Research and development expenses were $4.6 million for the third quarter of 2013, compared to $4.9 million for the same period in 2012. The decrease of $0.3 million is primarily due to a $0.1 million reduction in employee compensation and benefits and a decrease in depreciation expense of $0.1 million. Selling, general and administrative expenses were $3.0 million for the third quarter of 2013 compared to $3.2 million for the comparable quarter in 2012. The decrease of $0.2 million is primarily attributable to a $0.2 million reduction in professional fees related to patent activities.
The Company reported a net loss of $7.3 million, or $0.21 per share, for the third quarter of 2013, as compared to a net loss of $7.7 million, or $0.23 per share, for the third quarter of 2012.
Revenue for the nine months ended September 30, 2013 was $4.5 million, compared to $40.9 million in the same period of 2012. The year-over-year decrease was primarily related to $38.9 million in deferred revenue that was recognized in 2012 as a result of the termination of the Telles joint venture in early 2012. Product revenue, grant revenue and research and development revenue increased by $1.4 million, $0.5 million and $0.6 million, respectively, during the nine months ended September 30, 2013 compared to the comparable period in 2012.
Cost of product revenue was $2.2 million during the nine months ended September 30, 2013, compared to $0.8 million for the comparable period in 2012. The $1.4 million increase is primarily attributable to an increase in associated product revenue recognized.
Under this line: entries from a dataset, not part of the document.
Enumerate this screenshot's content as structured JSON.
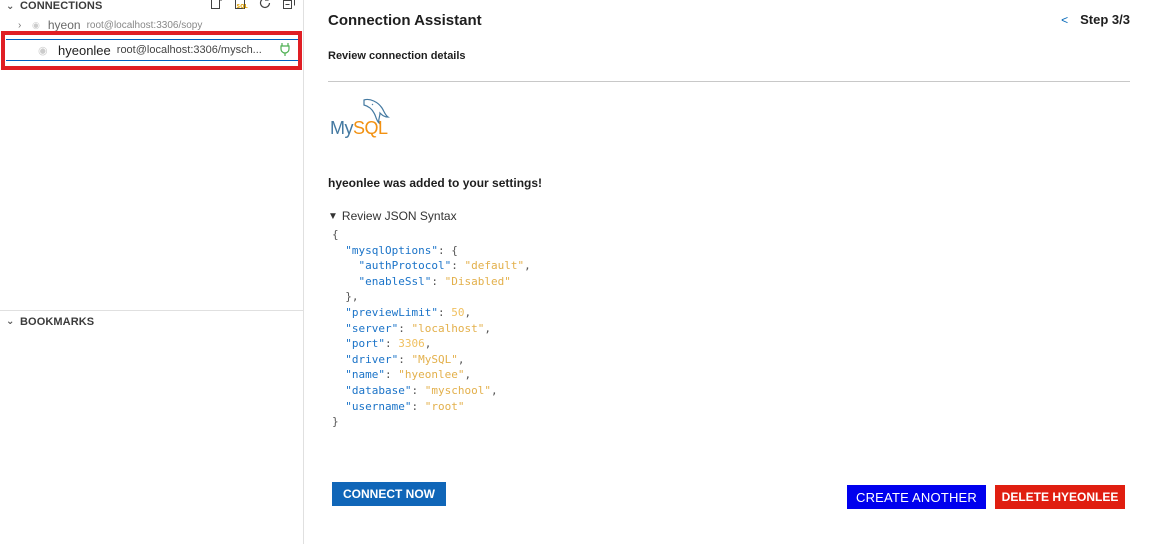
{
  "sidebar": {
    "connections_header": "CONNECTIONS",
    "bookmarks_header": "BOOKMARKS",
    "toolbar_icons": [
      "new-connection-icon",
      "new-sql-file-icon",
      "refresh-icon",
      "collapse-all-icon"
    ],
    "connections": [
      {
        "name": "hyeon",
        "desc": "root@localhost:3306/sopy"
      },
      {
        "name": "hyeonlee",
        "desc": "root@localhost:3306/mysch..."
      }
    ]
  },
  "assistant": {
    "title": "Connection Assistant",
    "step_back": "<",
    "step": "Step 3/3",
    "subtitle": "Review connection details",
    "logo_my": "My",
    "logo_sql": "SQL",
    "added_message": "hyeonlee was added to your settings!",
    "json_toggle": "Review JSON Syntax",
    "json": {
      "open": "{",
      "mysql_key": "\"mysqlOptions\"",
      "open_inner": "{",
      "auth_key": "\"authProtocol\"",
      "auth_val": "\"default\"",
      "ssl_key": "\"enableSsl\"",
      "ssl_val": "\"Disabled\"",
      "close_inner": "},",
      "preview_key": "\"previewLimit\"",
      "preview_val": "50",
      "server_key": "\"server\"",
      "server_val": "\"localhost\"",
      "port_key": "\"port\"",
      "port_val": "3306",
      "driver_key": "\"driver\"",
      "driver_val": "\"MySQL\"",
      "name_key": "\"name\"",
      "name_val": "\"hyeonlee\"",
      "database_key": "\"database\"",
      "database_val": "\"myschool\"",
      "username_key": "\"username\"",
      "username_val": "\"root\"",
      "close": "}"
    },
    "buttons": {
      "connect": "CONNECT NOW",
      "create": "CREATE ANOTHER",
      "delete": "DELETE HYEONLEE"
    }
  },
  "colors": {
    "highlight": "#e01e24",
    "connect_button": "#1066b8",
    "create_button": "#0000ee",
    "delete_button": "#e01e10",
    "json_key": "#1a73c8",
    "json_string": "#e3b04b"
  }
}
Research and development expenses were $14.4 million for the first nine months of 2013, compared to $16.0 million for the same period in 2012. The nine month decrease of $1.6 million is primarily the result of decreased employee compensation and benefit expenses of $1.0 million, reduced consulting fees of $0.3 million, and decreased depreciation expense of $0.3 million. Selling, general and administrative expenses were $9.7 million for the first nine months of 2013, as compared to $11.0 million for the comparable nine-month period in 2012. The decrease of $1.3 million is primarily the result of decreased employee compensation and benefit expenses of $0.7 million and a $0.4 million reduction in professional fees related to patent activities.
The Company reported a net loss of $21.9 million, or $0.64 per share, for the nine months ended September 30, 2013 compared to net income of $13.1 million, or $0.38 per share, for the same period in 2012.
The Company’s net cash used in operating activities during the nine months ended September 30, 2013 was $20.2 million, which represents a decrease in cash usage from $24.4 million for the comparable period in 2012. The $4.2 million decrease in net cash usage is primarily attributed to the Company’s payment of $3.0 million to Telles in early 2012 to acquire the inventory from the ended Telles joint venture, and reduced operating expenses period-over-period. The Company currently expects that its cash and investments, together with funds expected to be received from existing government research grants and expected product sales, will be sufficient to meet its projected operating requirements into the third quarter of 2014. The Company will attempt to obtain additional funding through public or private financing, collaborative arrangements with strategic partners or through additional credit lines or other debt financing sources, in order to increase the funds available to support future operations.